Colombia has recently moved in the same direction with Bre-B, the interoperable instant payments system developed by the Banco de la República. Through this infrastructure, users can make immediate transfers between accounts at any bank or digital wallet, regardless of the financial institution on either end.
The central bank explained that with Bre-B, users can send money in seconds using a “key,” such as a phone number, national ID, email address, or a previously registered alphanumeric code. The logic is straightforward: less friction, fewer steps, and fewer doubts about whether a payment will go through.
Since its large-scale rollout, Bre-B has registered more than 97 million keys and processed over 316,000 transactions. Transfers between individuals, businesses, and financial institutions are completed in under 20 seconds and are available 24/7, year-round. This immediacy introduces a quiet but profound change. Money stops being something that is “in transit” and becomes something you can count on exactly when you need it.
This kind of infrastructure removes barriers tied to banking hours and reduces the idle time that once forced people to wait. The result is a different relationship with time and financial control, one that reduces reliance on cash and improves financial inclusion, while also reshaping habits and expectations.

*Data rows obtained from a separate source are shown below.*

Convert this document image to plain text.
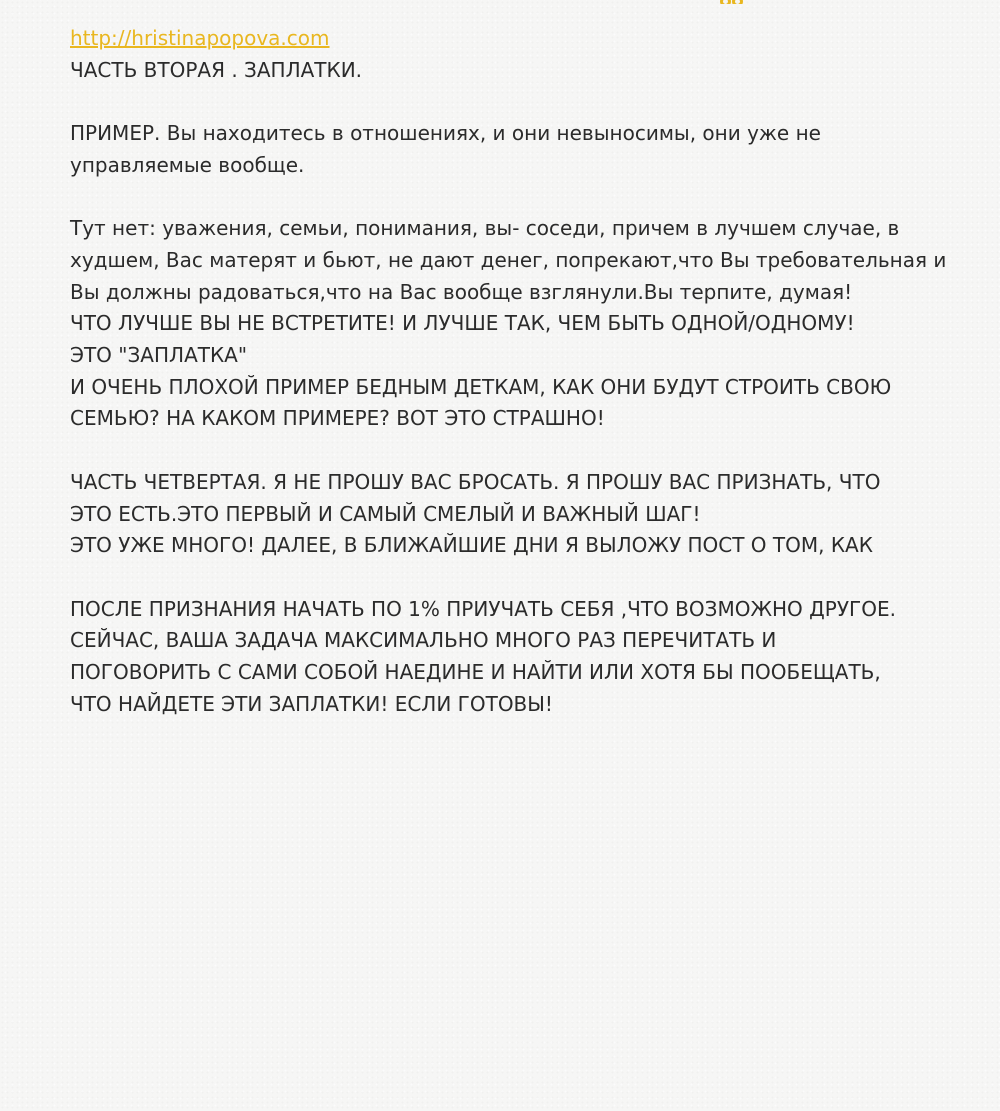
http://hristinapopova.com
ЧАСТЬ ВТОРАЯ . ЗАПЛАТКИ.
ПРИМЕР. Вы находитесь в отношениях, и они невыносимы, они уже не
управляемые вообще.
Тут нет: уважения, семьи, понимания, вы- соседи, причем в лучшем случае, в
худшем, Вас матерят и бьют, не дают денег, попрекают,что Вы требовательная и
Вы должны радоваться,что на Вас вообще взглянули.Вы терпите, думая!
ЧТО ЛУЧШЕ ВЫ НЕ ВСТРЕТИТЕ! И ЛУЧШЕ ТАК, ЧЕМ БЫТЬ ОДНОЙ/ОДНОМУ!
ЭТО "ЗАПЛАТКА"
И ОЧЕНЬ ПЛОХОЙ ПРИМЕР БЕДНЫМ ДЕТКАМ, КАК ОНИ БУДУТ СТРОИТЬ СВОЮ
СЕМЬЮ? НА КАКОМ ПРИМЕРЕ? ВОТ ЭТО СТРАШНО!
ЧАСТЬ ЧЕТВЕРТАЯ. Я НЕ ПРОШУ ВАС БРОСАТЬ. Я ПРОШУ ВАС ПРИЗНАТЬ, ЧТО
ЭТО ЕСТЬ.ЭТО ПЕРВЫЙ И САМЫЙ СМЕЛЫЙ И ВАЖНЫЙ ШАГ!
ЭТО УЖЕ МНОГО! ДАЛЕЕ, В БЛИЖАЙШИЕ ДНИ Я ВЫЛОЖУ ПОСТ О ТОМ, КАК
ПОСЛЕ ПРИЗНАНИЯ НАЧАТЬ ПО 1% ПРИУЧАТЬ СЕБЯ ,ЧТО ВОЗМОЖНО ДРУГОЕ.
СЕЙЧАС, ВАША ЗАДАЧА МАКСИМАЛЬНО МНОГО РАЗ ПЕРЕЧИТАТЬ И
ПОГОВОРИТЬ С САМИ СОБОЙ НАЕДИНЕ И НАЙТИ ИЛИ ХОТЯ БЫ ПООБЕЩАТЬ,
ЧТО НАЙДЕТЕ ЭТИ ЗАПЛАТКИ! ЕСЛИ ГОТОВЫ!
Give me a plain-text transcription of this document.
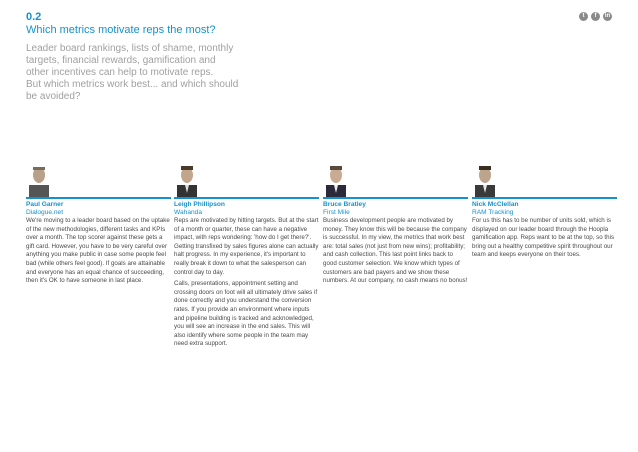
0.2
Which metrics motivate reps the most?
Leader board rankings, lists of shame, monthly
targets, financial rewards, gamification and
other incentives can help to motivate reps.
But which metrics work best... and which should
be avoided?
t	f	in
Paul Garner
Dialogue.net

We're moving to a leader board based on the uptake of the new methodologies, different tasks and KPIs over a month. The top scorer against these gets a gift card. However, you have to be very careful over anything you make public in case some people feel bad (while others feel good). If goals are attainable and everyone has an equal chance of succeeding, then it's OK to have someone in last place.

Leigh Phillipson
Wahanda

Reps are motivated by hitting targets. But at the start of a month or quarter, these can have a negative impact, with reps wondering: 'how do I get there?'. Getting transfixed by sales figures alone can actually halt progress. In my experience, it's important to really break it down to what the salesperson can control day to day.

Calls, presentations, appointment setting and crossing doors on foot will all ultimately drive sales if done correctly and you understand the conversion rates. If you provide an environment where inputs and pipeline building is tracked and acknowledged, you will see an increase in the end sales. This will also identify where some people in the team may need extra support.

Bruce Bratley
First Mile

Business development people are motivated by money. They know this will be because the company is successful. In my view, the metrics that work best are: total sales (not just from new wins); profitability; and cash collection. This last point links back to good customer selection. We know which types of customers are bad payers and we show these numbers. At our company, no cash means no bonus!

Nick McClellan
RAM Tracking

For us this has to be number of units sold, which is displayed on our leader board through the Hoopla gamification app. Reps want to be at the top, so this bring out a healthy competitive spirit throughout our team and keeps everyone on their toes.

In December 2023, the Banco de la República announced its partnership with ACI Worldwide (NASDAQ: ACIW), a global leader in real-time payments software, as part of Colombia’s payment system transformation, which is now fully operational.
“This is the first system in Latin America to be built through collaborative consensus among all stakeholders in the payments ecosystem. Government, regulators, private banks, and the central bank have worked together with the goal of bringing the benefits of real-time payment modernization to Colombian consumers and businesses”, said Leonardo Villar, Governor of the Banco de la República.

In Panama, digital payments have also been evolving since 2023. Although the country has historically relied heavily on cash, the development of systems such as ACH Xpress and other automated clearing houses has enabled faster and more efficient transfers between bank accounts.
These operations are managed by consortia such as Telered, which has processed more than 349 million transactions involving multiple commercial banks. While Panama does not yet have a national instant payment system as recent or as structured as Bre-B, advances in banking infrastructure and the growing use of apps and digital wallets are laying the groundwork for greater immediacy.
In practice, this shift also affects financial behavior. Less waiting means less need to anticipate risks linked to delays and more room to make real-time decisions, both for businesses and for households.
For small and medium-sized enterprises, the main benefit of instant payments is not just speed, but certainty. Knowing that funds arrive in seconds rather than days makes it easier to plan supplier payments, manage inventory, or make cash flow decisions without relying on assumptions. Uncertainty shrinks, and with it, operational risk.
For consumers, the change is felt in control. Paying a bill, sending money to a family member, or covering an unexpected expense without wondering whether the payment will arrive on time reshapes the relationship with digital money. Immediacy removes the anxiety of waiting and strengthens trust in the system.
That behavioral shift has clear economic effects: greater financial inclusion, less cash usage, lower transaction costs, and a more dynamic economy. But above all, it redefines how people perceive everyday risk. When money moves predictably, planning stops being defensive and becomes strategic.
In the end, instant payments do more than speed up a transaction. They transform how people and businesses think, decide, and organize their finances. In a context where time matters as much as money, the real innovation lies in the confidence of knowing that both are under control.